13. A system that detects and filters machine translated content, comprising:

a classification component that detects a subset of document pairs from a set of document pairs as being generated through machine translation, wherein documents in a given document pair from the set of the document pairs are mutual lingual translations of each other and a first document in a particular document pair is a machine translation of at least a second document in the particular document pair or a disparate document when the particular document pair is generated through machine translation;

a filter component that removes the subset of the document pairs detected as being generated through machine translation from the set of document pairs to produce a filtered remainder of the document pairs; and

a training component that trains a machine translation engine using the filtered remainder of the document pairs and without using the subset of the document pairs detected as being generated through machine translation.

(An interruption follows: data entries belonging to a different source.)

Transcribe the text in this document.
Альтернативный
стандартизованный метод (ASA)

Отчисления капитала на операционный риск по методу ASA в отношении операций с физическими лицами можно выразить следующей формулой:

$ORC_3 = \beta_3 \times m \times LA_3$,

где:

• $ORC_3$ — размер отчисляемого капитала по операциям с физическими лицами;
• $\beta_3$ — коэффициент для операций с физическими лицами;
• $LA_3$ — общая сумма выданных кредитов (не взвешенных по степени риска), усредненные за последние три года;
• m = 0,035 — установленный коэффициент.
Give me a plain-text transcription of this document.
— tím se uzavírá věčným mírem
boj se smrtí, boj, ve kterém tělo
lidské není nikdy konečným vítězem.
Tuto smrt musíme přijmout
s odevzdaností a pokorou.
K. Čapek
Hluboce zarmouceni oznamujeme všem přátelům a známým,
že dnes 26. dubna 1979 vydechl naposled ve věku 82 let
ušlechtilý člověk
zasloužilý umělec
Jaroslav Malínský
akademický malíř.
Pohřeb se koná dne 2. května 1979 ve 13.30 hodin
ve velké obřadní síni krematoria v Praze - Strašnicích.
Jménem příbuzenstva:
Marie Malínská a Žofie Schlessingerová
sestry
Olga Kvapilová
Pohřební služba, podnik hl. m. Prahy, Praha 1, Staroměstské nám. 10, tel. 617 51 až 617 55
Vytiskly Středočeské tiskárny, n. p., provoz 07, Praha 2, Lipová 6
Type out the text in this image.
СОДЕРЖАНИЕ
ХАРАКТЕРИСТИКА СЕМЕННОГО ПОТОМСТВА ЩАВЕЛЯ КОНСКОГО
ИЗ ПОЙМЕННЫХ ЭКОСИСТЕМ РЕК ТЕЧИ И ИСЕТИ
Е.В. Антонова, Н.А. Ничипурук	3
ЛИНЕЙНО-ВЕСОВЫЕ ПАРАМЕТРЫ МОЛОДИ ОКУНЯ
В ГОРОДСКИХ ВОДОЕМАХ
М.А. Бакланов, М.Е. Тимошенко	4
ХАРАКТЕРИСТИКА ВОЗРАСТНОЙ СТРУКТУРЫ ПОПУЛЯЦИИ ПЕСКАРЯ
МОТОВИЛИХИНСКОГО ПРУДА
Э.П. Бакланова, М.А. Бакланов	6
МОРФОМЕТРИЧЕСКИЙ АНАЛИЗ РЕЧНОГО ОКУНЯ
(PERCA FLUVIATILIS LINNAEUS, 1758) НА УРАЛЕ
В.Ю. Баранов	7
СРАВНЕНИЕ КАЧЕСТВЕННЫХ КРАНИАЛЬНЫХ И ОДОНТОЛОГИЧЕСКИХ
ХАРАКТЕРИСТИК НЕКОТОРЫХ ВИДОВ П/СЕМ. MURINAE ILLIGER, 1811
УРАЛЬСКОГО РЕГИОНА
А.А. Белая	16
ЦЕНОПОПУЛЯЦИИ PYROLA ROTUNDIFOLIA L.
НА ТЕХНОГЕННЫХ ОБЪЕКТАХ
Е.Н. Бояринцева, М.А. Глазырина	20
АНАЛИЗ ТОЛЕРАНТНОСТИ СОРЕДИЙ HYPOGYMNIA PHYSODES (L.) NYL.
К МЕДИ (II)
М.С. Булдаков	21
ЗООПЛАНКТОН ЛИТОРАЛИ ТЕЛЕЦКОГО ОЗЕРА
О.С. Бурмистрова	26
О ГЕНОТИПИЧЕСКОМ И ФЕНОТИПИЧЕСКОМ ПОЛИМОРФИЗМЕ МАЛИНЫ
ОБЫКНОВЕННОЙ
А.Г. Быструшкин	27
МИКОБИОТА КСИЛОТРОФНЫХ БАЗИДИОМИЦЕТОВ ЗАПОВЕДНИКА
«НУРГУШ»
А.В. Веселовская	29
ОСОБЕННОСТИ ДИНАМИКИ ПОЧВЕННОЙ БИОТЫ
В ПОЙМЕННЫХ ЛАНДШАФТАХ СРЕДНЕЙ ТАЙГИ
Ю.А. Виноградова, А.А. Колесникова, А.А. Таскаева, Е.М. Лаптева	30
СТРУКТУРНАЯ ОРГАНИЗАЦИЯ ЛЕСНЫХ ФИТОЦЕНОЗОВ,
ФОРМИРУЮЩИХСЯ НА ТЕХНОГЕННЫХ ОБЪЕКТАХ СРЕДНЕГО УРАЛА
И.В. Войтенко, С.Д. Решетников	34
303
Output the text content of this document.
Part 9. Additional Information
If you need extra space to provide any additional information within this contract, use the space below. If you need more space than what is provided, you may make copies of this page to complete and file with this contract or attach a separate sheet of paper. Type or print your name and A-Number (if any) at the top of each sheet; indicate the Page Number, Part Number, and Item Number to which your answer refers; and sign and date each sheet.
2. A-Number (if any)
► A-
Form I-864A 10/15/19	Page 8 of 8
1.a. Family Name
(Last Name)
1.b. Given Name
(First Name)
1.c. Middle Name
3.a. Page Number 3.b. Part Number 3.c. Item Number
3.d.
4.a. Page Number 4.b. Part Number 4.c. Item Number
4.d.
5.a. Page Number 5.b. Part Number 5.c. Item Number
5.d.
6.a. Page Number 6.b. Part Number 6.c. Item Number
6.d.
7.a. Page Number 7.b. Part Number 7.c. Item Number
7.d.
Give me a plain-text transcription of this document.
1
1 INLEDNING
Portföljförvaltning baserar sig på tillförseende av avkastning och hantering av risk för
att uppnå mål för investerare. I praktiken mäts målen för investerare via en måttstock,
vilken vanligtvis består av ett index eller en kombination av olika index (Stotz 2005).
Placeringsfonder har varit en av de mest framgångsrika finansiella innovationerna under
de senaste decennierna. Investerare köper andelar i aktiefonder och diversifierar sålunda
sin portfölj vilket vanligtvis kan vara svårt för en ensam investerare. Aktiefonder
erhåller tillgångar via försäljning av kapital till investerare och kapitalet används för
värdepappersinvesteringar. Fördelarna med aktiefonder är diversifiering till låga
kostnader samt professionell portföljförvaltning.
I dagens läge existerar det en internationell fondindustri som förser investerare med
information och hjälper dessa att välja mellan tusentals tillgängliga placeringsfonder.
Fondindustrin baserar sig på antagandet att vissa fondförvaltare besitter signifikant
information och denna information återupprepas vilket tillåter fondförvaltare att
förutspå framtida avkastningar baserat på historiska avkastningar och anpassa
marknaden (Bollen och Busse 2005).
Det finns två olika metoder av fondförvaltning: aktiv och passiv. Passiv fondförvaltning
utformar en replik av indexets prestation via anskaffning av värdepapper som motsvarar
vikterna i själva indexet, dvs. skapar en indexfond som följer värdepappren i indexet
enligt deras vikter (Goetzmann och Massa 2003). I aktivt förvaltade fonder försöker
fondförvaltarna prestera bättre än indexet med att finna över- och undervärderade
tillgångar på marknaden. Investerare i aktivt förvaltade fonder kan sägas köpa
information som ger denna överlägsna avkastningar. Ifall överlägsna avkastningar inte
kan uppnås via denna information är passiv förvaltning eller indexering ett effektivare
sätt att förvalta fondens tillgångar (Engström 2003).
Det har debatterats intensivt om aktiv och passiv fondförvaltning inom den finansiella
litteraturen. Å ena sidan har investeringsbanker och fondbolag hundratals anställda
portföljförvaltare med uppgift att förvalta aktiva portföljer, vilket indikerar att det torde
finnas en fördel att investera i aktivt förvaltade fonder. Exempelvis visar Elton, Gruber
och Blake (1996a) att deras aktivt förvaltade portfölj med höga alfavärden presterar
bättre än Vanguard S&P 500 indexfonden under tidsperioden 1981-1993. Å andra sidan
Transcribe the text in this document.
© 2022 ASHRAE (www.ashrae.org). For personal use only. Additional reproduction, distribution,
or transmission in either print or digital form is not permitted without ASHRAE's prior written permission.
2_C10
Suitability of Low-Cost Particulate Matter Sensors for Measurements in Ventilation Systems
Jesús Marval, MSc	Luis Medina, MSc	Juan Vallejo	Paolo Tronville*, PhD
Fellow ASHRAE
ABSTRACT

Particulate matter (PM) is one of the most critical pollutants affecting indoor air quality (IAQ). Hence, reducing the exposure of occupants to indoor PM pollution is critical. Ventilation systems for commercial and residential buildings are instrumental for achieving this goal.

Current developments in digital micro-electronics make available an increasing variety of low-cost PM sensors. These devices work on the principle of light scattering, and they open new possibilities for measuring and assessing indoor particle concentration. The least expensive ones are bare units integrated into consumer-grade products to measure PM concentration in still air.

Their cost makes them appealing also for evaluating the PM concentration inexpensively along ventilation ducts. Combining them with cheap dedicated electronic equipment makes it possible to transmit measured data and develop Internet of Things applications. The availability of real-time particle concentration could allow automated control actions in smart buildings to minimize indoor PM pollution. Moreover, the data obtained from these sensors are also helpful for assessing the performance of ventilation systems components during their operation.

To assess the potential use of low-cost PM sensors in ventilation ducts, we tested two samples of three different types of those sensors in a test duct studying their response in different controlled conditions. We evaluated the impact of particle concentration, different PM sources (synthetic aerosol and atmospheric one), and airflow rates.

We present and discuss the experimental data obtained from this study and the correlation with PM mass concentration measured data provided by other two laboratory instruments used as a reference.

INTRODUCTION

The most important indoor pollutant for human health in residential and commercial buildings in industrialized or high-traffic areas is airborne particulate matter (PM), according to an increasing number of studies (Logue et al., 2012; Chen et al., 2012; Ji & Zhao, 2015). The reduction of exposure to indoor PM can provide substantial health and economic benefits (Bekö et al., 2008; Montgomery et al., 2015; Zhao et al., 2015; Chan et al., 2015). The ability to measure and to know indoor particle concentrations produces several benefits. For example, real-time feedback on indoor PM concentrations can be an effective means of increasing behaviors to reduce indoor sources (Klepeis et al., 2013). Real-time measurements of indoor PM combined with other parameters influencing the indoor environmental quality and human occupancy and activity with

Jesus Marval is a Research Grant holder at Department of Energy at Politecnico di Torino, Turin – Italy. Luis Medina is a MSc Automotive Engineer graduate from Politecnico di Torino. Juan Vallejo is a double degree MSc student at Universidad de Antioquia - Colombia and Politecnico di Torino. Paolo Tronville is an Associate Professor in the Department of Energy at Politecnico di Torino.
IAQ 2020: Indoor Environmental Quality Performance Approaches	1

14. The system of claim 13, wherein the classification component detects the subset of the document pairs as being generated through machine translation based on sentence level features.

15. The system of claim 13, wherein the classification component detects the subset of the document pairs as being generated through machine translation based on document level features.

16. The system of claim 13, wherein the classification component detects the subset of the document pairs as being generated through machine translation based on document level features and sentence level features.

17. The system of claim 13, further comprising a collection component that employs web-scraping to collect the set of document pairs from websites.

18. The system of claim 13, wherein the classification component assigns respective scores to the document pairs in the set of document pairs based on corresponding confidences that lingual translations are adequate and fluent.

19. The system of claim 13, further comprising an extraction component that extracts a feature from the document pairs in the set of document pairs, wherein the feature is used by the classification component to detect the subset of the document pairs as being generated through machine translation.

20. A computer-readable storage medium including computer-executable instructions that, when executed by a processor, cause the processor to perform acts including:

identifying document level features of documents in a document pair, wherein the documents in the document pair are mutual lingual translations of each other and the document level features correlate with translation quality between the documents in the document pair;

identifying sentence level features of sentence pairs from the documents in the document pair, wherein the sentence pairs respectively include aligned sentences from the documents in the document pair and the sentence level features correlate with translation quality between sentences within the documents in the document pair;

detecting, using statistical classification, whether the document pair is generated through machine translation based upon the document level features and the sentence level features, wherein a first document is a machine translation of a second document in the document pair or a disparate document when generated through machine translation;

selectively removing the document pair from a filtered set of document pairs as a function of whether the document pair is detected to be generated through machine translation; and

training a machine translation engine using the filtered set of the document pairs and without using document pairs removed from the filtered set of the document pairs detected as being generated through machine translation.